World leaders are willing to “pursue” a long-term limit of 1.5ºC on average global warming. But just what that means, and how it might be achieved, remain mostly blanks that scientists have been given 18 to 21 months to fill. They are not necessarily pleased.
Climate delegates’ decision to include the lower threshold in the Paris Agreement came with a request to the Intergovernmental Panel on Climate Change (IPCC) to provide a report to governments on the implications of adopting 1.5ºC as a goal, and to complete that report by 2018.
“It should identify how steep emissions cuts need to be by 2030 to stay on that path,” Climate Change News reports, “and compare the projected impacts of 1.5ºC against 2ºC.” Demand for the study is driven in part by the often poor, small, and low-lying countries most exposed to the effects of climate change.

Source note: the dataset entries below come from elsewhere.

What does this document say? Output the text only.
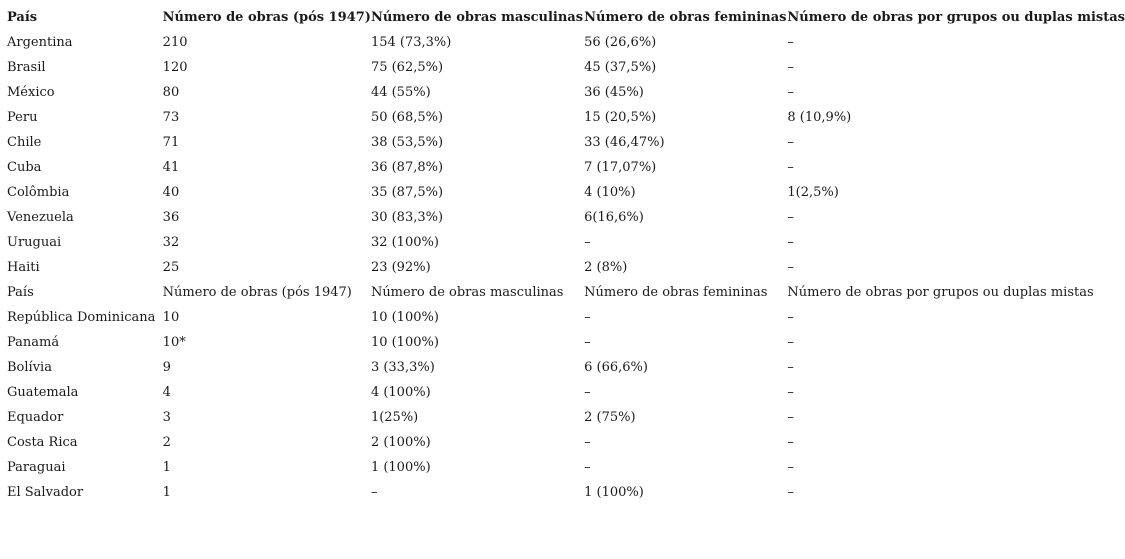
País	Número de obras (pós 1947)	Número de obras masculinas	Número de obras femininas	Número de obras por grupos ou duplas mistas
Argentina	210	154 (73,3%)	56 (26,6%)	–
Brasil	120	75 (62,5%)	45 (37,5%)	–
México	80	44 (55%)	36 (45%)	–
Peru	73	50 (68,5%)	15 (20,5%)	8 (10,9%)
Chile	71	38 (53,5%)	33 (46,47%)	–
Cuba	41	36 (87,8%)	7 (17,07%)	–
Colômbia	40	35 (87,5%)	4 (10%)	1(2,5%)
Venezuela	36	30 (83,3%)	6(16,6%)	–
Uruguai	32	32 (100%)	–	–
Haiti	25	23 (92%)	2 (8%)	–
País	Número de obras (pós 1947)	Número de obras masculinas	Número de obras femininas	Número de obras por grupos ou duplas mistas
República Dominicana	10	10 (100%)	–	–
Panamá	10*	10 (100%)	–	–
Bolívia	9	3 (33,3%)	6 (66,6%)	–
Guatemala	4	4 (100%)	–	–
Equador	3	1(25%)	2 (75%)	–
Costa Rica	2	2 (100%)	–	–
Paraguai	1	1 (100%)	–	–
El Salvador	1	–	1 (100%)	–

IPCC has limited science capacity to call on, however—only enough to produce “two or at most three” reports at a time, Darby writes. But “the call for analysis on 1.5ºC is only one of 27 proposals for special reports submitted by countries, UN bodies, and observers.” And at least some scientists are questioning whether the pursuit of a 1.5ºC limit should be its top priority.
“[Researchers] should be cautious and not naively drawn into undertaking new cycles of studies in the expectation that they will make a difference to the world of politics,” Kings College London Prof. Mike Hulme argued in Nature Climate Change.
British scientist Jim Skea called governments’ need for more information on the subject “legitimate,” but acknowledged to Darby that “if the whole thing was driven by scientific curiosity, it is probably true that we would not work towards 1.5ºC at the moment.” Nonetheless, Skea said, scientists should try to answer the question.